Thymosin α1 Improves Outcomes in Hepatitis B-Related Acute-on-Chronic Liver Failure

Hepatitis B virus (HBV) infection is a major cause of liver disease, sometimes progressing to acute-on-chronic liver failure (ACLF), a severe condition with high mortality. ACLF involves rapid deterioration of liver function in patients with pre-existing chronic liver disease, often triggered by an acute insult, leading to systemic inflammation and immune dysfunction. Current treatments are largely supportive, and there's a critical need for therapies that can improve immune function and reduce inflammation; this study aimed to evaluate the safety and efficacy of Thymosin α1 as an immunomodulatory treatment for HBV-related ACLF.

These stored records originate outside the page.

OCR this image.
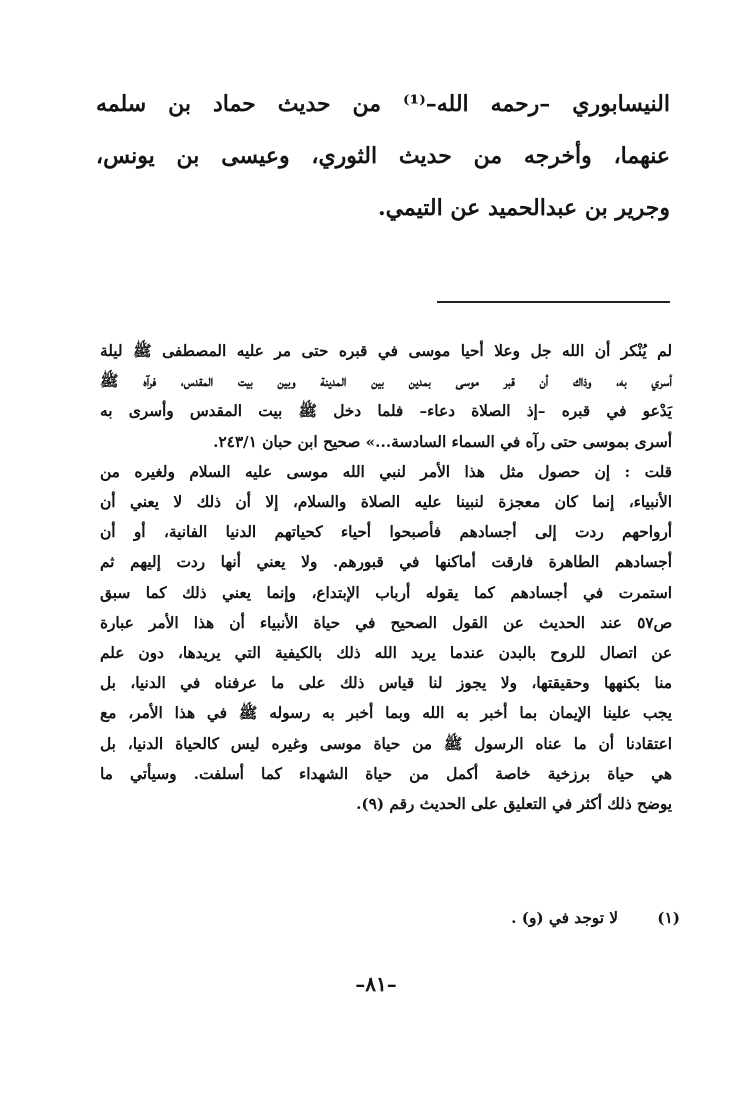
النيسابوري –رحمه الله–⁽¹⁾ من حديث حماد بن سلمه
عنهما، وأخرجه من حديث الثوري، وعيسى بن يونس،
وجرير بن عبدالحميد عن التيمي.
لم يُنْكر أن الله جل وعلا أحيا موسى في قبره حتى مر عليه المصطفى ﷺ ليلة
أسري به، وذاك أن قبر موسى بمدين بين المدينة وبين بيت المقدس، فرآه ﷺ
يَدْعو في قبره –إذ الصلاة دعاء– فلما دخل ﷺ بيت المقدس وأسرى به
أسرى بموسى حتى رآه في السماء السادسة...» صحيح ابن حبان ٢٤٣/١.
قلت : إن حصول مثل هذا الأمر لنبي الله موسى عليه السلام ولغيره من
الأنبياء، إنما كان معجزة لنبينا عليه الصلاة والسلام، إلا أن ذلك لا يعني أن
أرواحهم ردت إلى أجسادهم فأصبحوا أحياء كحياتهم الدنيا الفانية، أو أن
أجسادهم الطاهرة فارقت أماكنها في قبورهم. ولا يعني أنها ردت إليهم ثم
استمرت في أجسادهم كما يقوله أرباب الإبتداع، وإنما يعني ذلك كما سبق
ص٥٧ عند الحديث عن القول الصحيح في حياة الأنبياء أن هذا الأمر عبارة
عن اتصال للروح بالبدن عندما يريد الله ذلك بالكيفية التي يريدها، دون علم
منا بكنهها وحقيقتها، ولا يجوز لنا قياس ذلك على ما عرفناه في الدنيا، بل
يجب علينا الإيمان بما أخبر به الله وبما أخبر به رسوله ﷺ في هذا الأمر، مع
اعتقادنا أن ما عناه الرسول ﷺ من حياة موسى وغيره ليس كالحياة الدنيا، بل
هي حياة برزخية خاصة أكمل من حياة الشهداء كما أسلفت. وسيأتي ما
يوضح ذلك أكثر في التعليق على الحديث رقم (٩).
(١)
لا توجد في (و) .
–٨١–
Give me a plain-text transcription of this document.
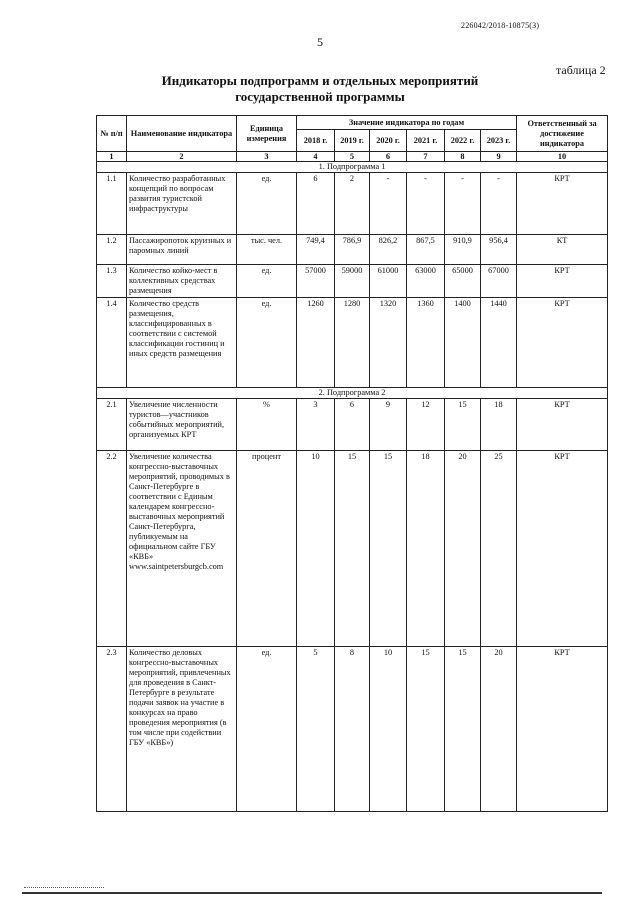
226042/2018-10875(3)
5
таблица 2
Индикаторы подпрограмм и отдельных мероприятий
государственной программы
№ п/п	Наименование индикатора	Единица измерения	Значение индикатора по годам						Ответственный за достижение индикатора
			2018 г.	2019 г.	2020 г.	2021 г.	2022 г.	2023 г.	
1	2	3	4	5	6	7	8	9	10
1. Подпрограмма 1									
1.1	Количество разработанных концепций по вопросам развития туристской инфраструктуры	ед.	6	2	-	-	-	-	КРТ
1.2	Пассажиропоток круизных и паромных линий	тыс. чел.	749,4	786,9	826,2	867,5	910,9	956,4	КТ
1.3	Количество койко-мест в коллективных средствах размещения	ед.	57000	59000	61000	63000	65000	67000	КРТ
1.4	Количество средств размещения, классифицированных в соответствии с системой классификации гостиниц и иных средств размещения	ед.	1260	1280	1320	1360	1400	1440	КРТ
2. Подпрограмма 2									
2.1	Увеличение численности туристов—участников событийных мероприятий, организуемых КРТ	%	3	6	9	12	15	18	КРТ
2.2	Увеличение количества конгрессно-выставочных мероприятий, проводимых в Санкт-Петербурге в соответствии с Единым календарем конгрессно-выставочных мероприятий Санкт-Петербурга, публикуемым на официальном сайте ГБУ «КВБ» www.saintpetersburgcb.com	процент	10	15	15	18	20	25	КРТ
2.3	Количество деловых конгрессно-выставочных мероприятий, привлеченных для проведения в Санкт-Петербурге в результате подачи заявок на участие в конкурсах на право проведения мероприятия (в том числе при содействии ГБУ «КВБ»)	ед.	5	8	10	15	15	20	КРТ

The study demonstrated significant improvements in the Thymosin α1 group compared to the control group across several key metrics. The 90-day overall survival rate was 65% in the Thymosin α1 group, significantly higher than the 45% observed in the control group (p<0.01). Patients treated with Thymosin α1 also showed a 2.3-fold increase in CD4+ T cell counts, indicating enhanced cellular immunity, and a 35% reduction in serum TNF-α levels, suggesting reduced systemic inflammation. The mean MELD score, a widely used measure of liver disease severity, decreased by 3.5 points in the treatment group versus 1.2 points in the control group (p<0.05). Furthermore, the incidence of severe infections was 20% lower in the Thymosin α1 group, highlighting an immune-protective effect.